Treese, I was going to suggest that you go read Sanderika's post on Barbs thread but it has just disappeared, Sanderika gave a very moving and honest recount of how she felt when she left her first husband and children for a married man and whome she stayed with for I think 5-10 years. She said whilst she missed her children she never gave a thought to her H.
Now that could just be her and many insist they do think about things, but maybe not quite in the way we would like to think. It was just a different pov from what we are told and straight from the horses mouth so to speak not hearsay and presumptions.
I really hope you can stretch that strength, I am sure you can if you put your mind to it.

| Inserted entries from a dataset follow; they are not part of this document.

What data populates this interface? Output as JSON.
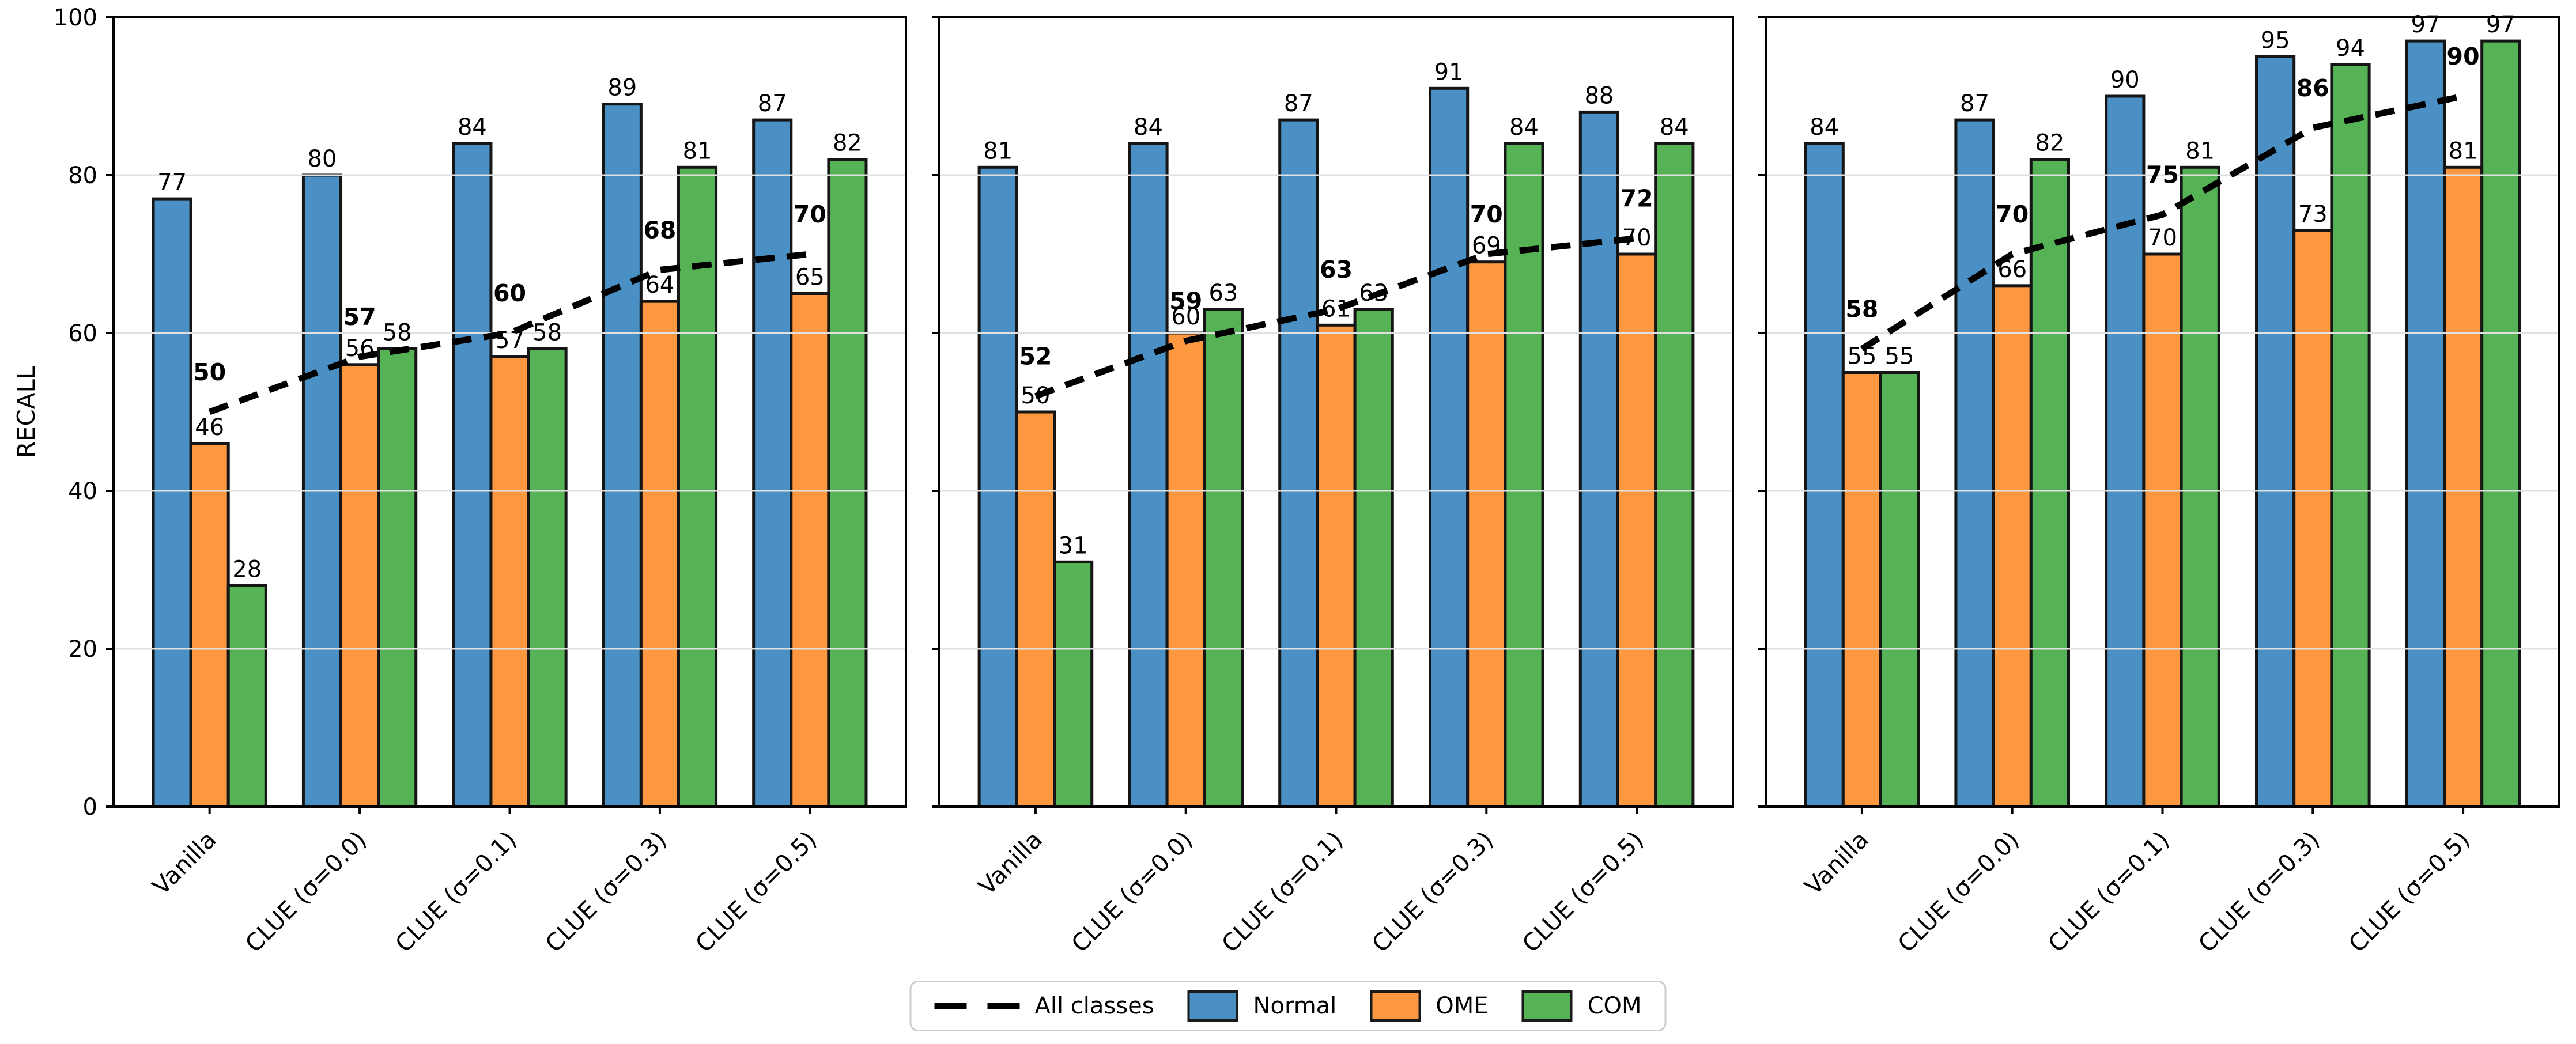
{
  "chart_data": {
    "type": "bar",
    "title": "",
    "ylabel": "RECALL",
    "xlabel": "",
    "ylim": [
      0,
      100
    ],
    "yticks": [
      0,
      20,
      40,
      60,
      80,
      100
    ],
    "grid": true,
    "legend_position": "bottom-center",
    "categories": [
      "Vanilla",
      "CLUE (σ=0.0)",
      "CLUE (σ=0.1)",
      "CLUE (σ=0.3)",
      "CLUE (σ=0.5)"
    ],
    "colors": {
      "Normal": "#4a90c4",
      "OME": "#fd9840",
      "COM": "#55b355",
      "line": "#000000",
      "bar_edge": "#151515",
      "grid": "#e0e0e0",
      "spine": "#000000"
    },
    "legend": {
      "items": [
        {
          "label": "All classes",
          "marker": "dashed-line",
          "color": "#000000"
        },
        {
          "label": "Normal",
          "marker": "swatch",
          "color": "#4a90c4"
        },
        {
          "label": "OME",
          "marker": "swatch",
          "color": "#fd9840"
        },
        {
          "label": "COM",
          "marker": "swatch",
          "color": "#55b355"
        }
      ]
    },
    "panels": [
      {
        "id": "left",
        "series": [
          {
            "name": "Normal",
            "values": [
              77,
              80,
              84,
              89,
              87
            ]
          },
          {
            "name": "OME",
            "values": [
              46,
              56,
              57,
              64,
              65
            ]
          },
          {
            "name": "COM",
            "values": [
              28,
              58,
              58,
              81,
              82
            ]
          }
        ],
        "line": {
          "name": "All classes",
          "values": [
            50,
            57,
            60,
            68,
            70
          ]
        }
      },
      {
        "id": "middle",
        "series": [
          {
            "name": "Normal",
            "values": [
              81,
              84,
              87,
              91,
              88
            ]
          },
          {
            "name": "OME",
            "values": [
              50,
              60,
              61,
              69,
              70
            ]
          },
          {
            "name": "COM",
            "values": [
              31,
              63,
              63,
              84,
              84
            ]
          }
        ],
        "line": {
          "name": "All classes",
          "values": [
            52,
            59,
            63,
            70,
            72
          ]
        }
      },
      {
        "id": "right",
        "series": [
          {
            "name": "Normal",
            "values": [
              84,
              87,
              90,
              95,
              97
            ]
          },
          {
            "name": "OME",
            "values": [
              55,
              66,
              70,
              73,
              81
            ]
          },
          {
            "name": "COM",
            "values": [
              55,
              82,
              81,
              94,
              97
            ]
          }
        ],
        "line": {
          "name": "All classes",
          "values": [
            58,
            70,
            75,
            86,
            90
          ]
        }
      }
    ]
  }
}
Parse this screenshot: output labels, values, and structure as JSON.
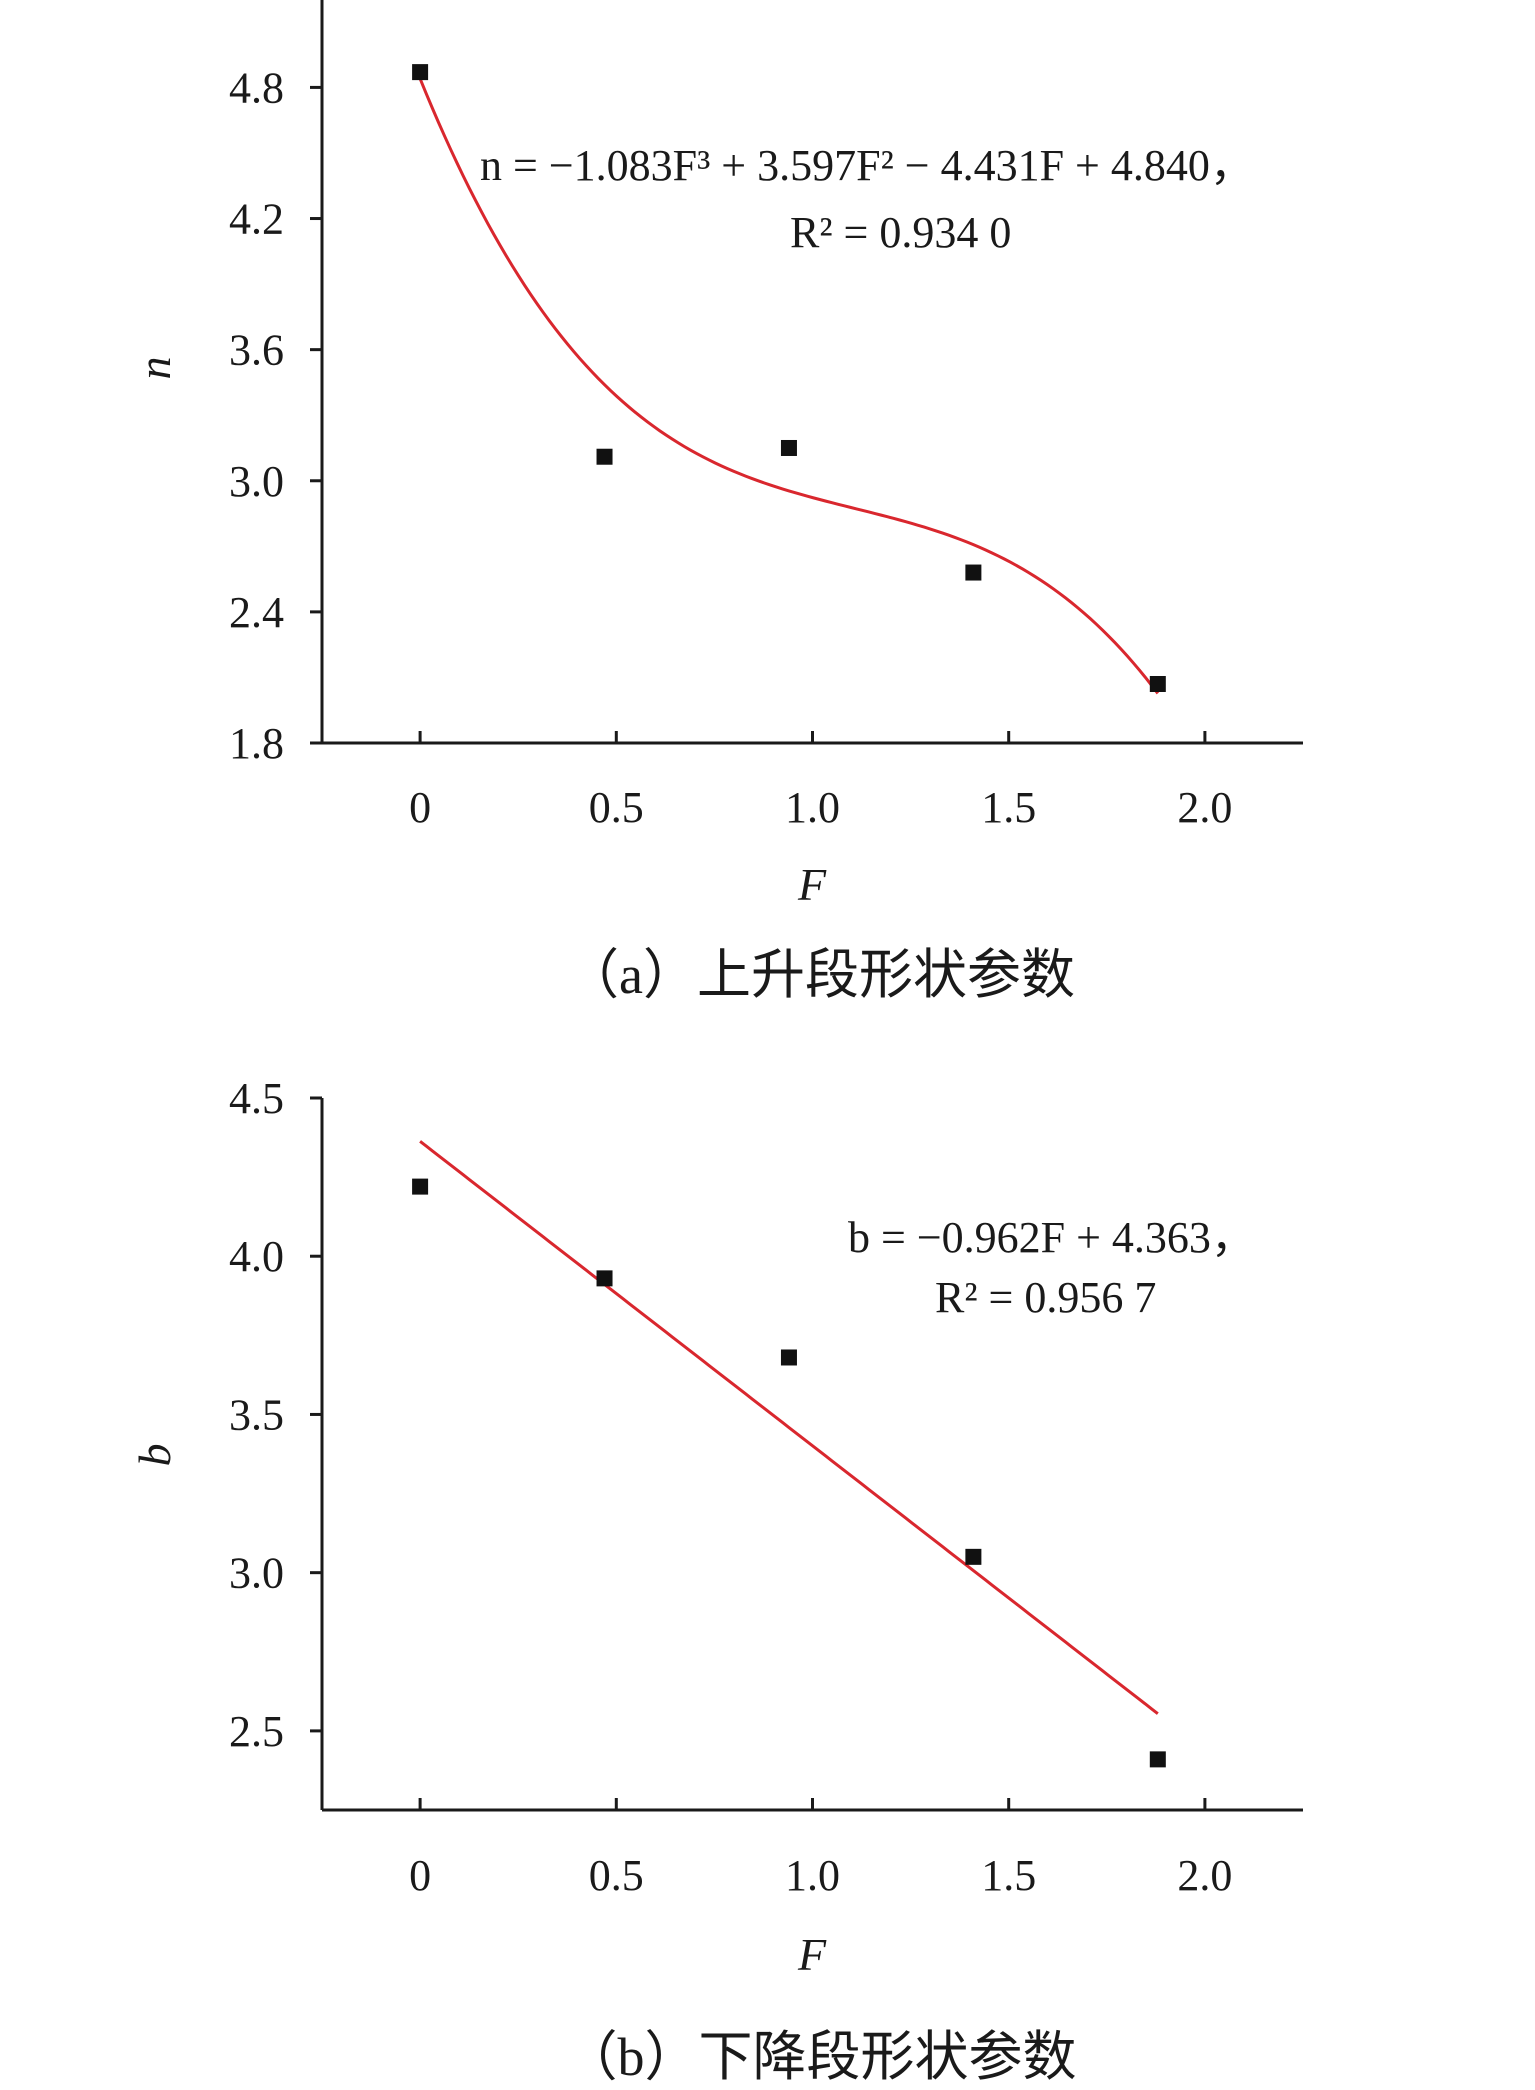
{
  "chart_data": [
    {
      "type": "scatter",
      "caption": "（a）上升段形状参数",
      "xlabel": "F",
      "ylabel": "n",
      "xlim": [
        -0.25,
        2.25
      ],
      "ylim": [
        1.8,
        5.2
      ],
      "xticks": [
        0,
        0.5,
        1.0,
        1.5,
        2.0
      ],
      "xtick_labels": [
        "0",
        "0.5",
        "1.0",
        "1.5",
        "2.0"
      ],
      "yticks": [
        1.8,
        2.4,
        3.0,
        3.6,
        4.2,
        4.8
      ],
      "ytick_labels": [
        "1.8",
        "2.4",
        "3.0",
        "3.6",
        "4.2",
        "4.8"
      ],
      "grid": false,
      "series": [
        {
          "x": [
            0,
            0.47,
            0.94,
            1.41,
            1.88
          ],
          "y": [
            4.87,
            3.11,
            3.15,
            2.58,
            2.07
          ]
        }
      ],
      "fit": {
        "kind": "polynomial",
        "coefficients": [
          4.84,
          -4.431,
          3.597,
          -1.083
        ],
        "xrange": [
          0,
          1.88
        ],
        "color": "#d9272e"
      },
      "equation": {
        "line1": "n = −1.083F³ + 3.597F² − 4.431F + 4.840，",
        "line2": "R² = 0.934 0"
      },
      "marker_color": "#111111"
    },
    {
      "type": "scatter",
      "caption": "（b）下降段形状参数",
      "xlabel": "F",
      "ylabel": "b",
      "xlim": [
        -0.25,
        2.25
      ],
      "ylim": [
        2.25,
        4.5
      ],
      "xticks": [
        0,
        0.5,
        1.0,
        1.5,
        2.0
      ],
      "xtick_labels": [
        "0",
        "0.5",
        "1.0",
        "1.5",
        "2.0"
      ],
      "yticks": [
        2.5,
        3.0,
        3.5,
        4.0,
        4.5
      ],
      "ytick_labels": [
        "2.5",
        "3.0",
        "3.5",
        "4.0",
        "4.5"
      ],
      "grid": false,
      "series": [
        {
          "x": [
            0,
            0.47,
            0.94,
            1.41,
            1.88
          ],
          "y": [
            4.22,
            3.93,
            3.68,
            3.05,
            2.41
          ]
        }
      ],
      "fit": {
        "kind": "polynomial",
        "coefficients": [
          4.363,
          -0.962
        ],
        "xrange": [
          0,
          1.88
        ],
        "color": "#d9272e"
      },
      "equation": {
        "line1": "b = −0.962F + 4.363，",
        "line2": "R² = 0.956 7"
      },
      "marker_color": "#111111"
    }
  ]
}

I will say again though until you truly let your H go you will continue to prolong your pain and suffering.
You cannot control a thing he does, nothing you say to him will get through as he is now.
You can control you,your thoughts and your life, not easy at all but not impossible.
I hope tomorrow you find the courage and strength and resolve to move ahead, to say enough to the pain and heartache you go through and stop the what if's and might be's.
What was might never be again in fact it won't it could be a whole lot better. Your H might wake up and return but it would still be a new relationship, not just a return to what was.
The new relationship might be wonderful and so much better than the old one. First you have to get yourself healed and happy before that can happen.
If your going to stand it means being upright, not bent double or on your knees from too much pain and heartache.
Get digging for that strength Treese. You can do it.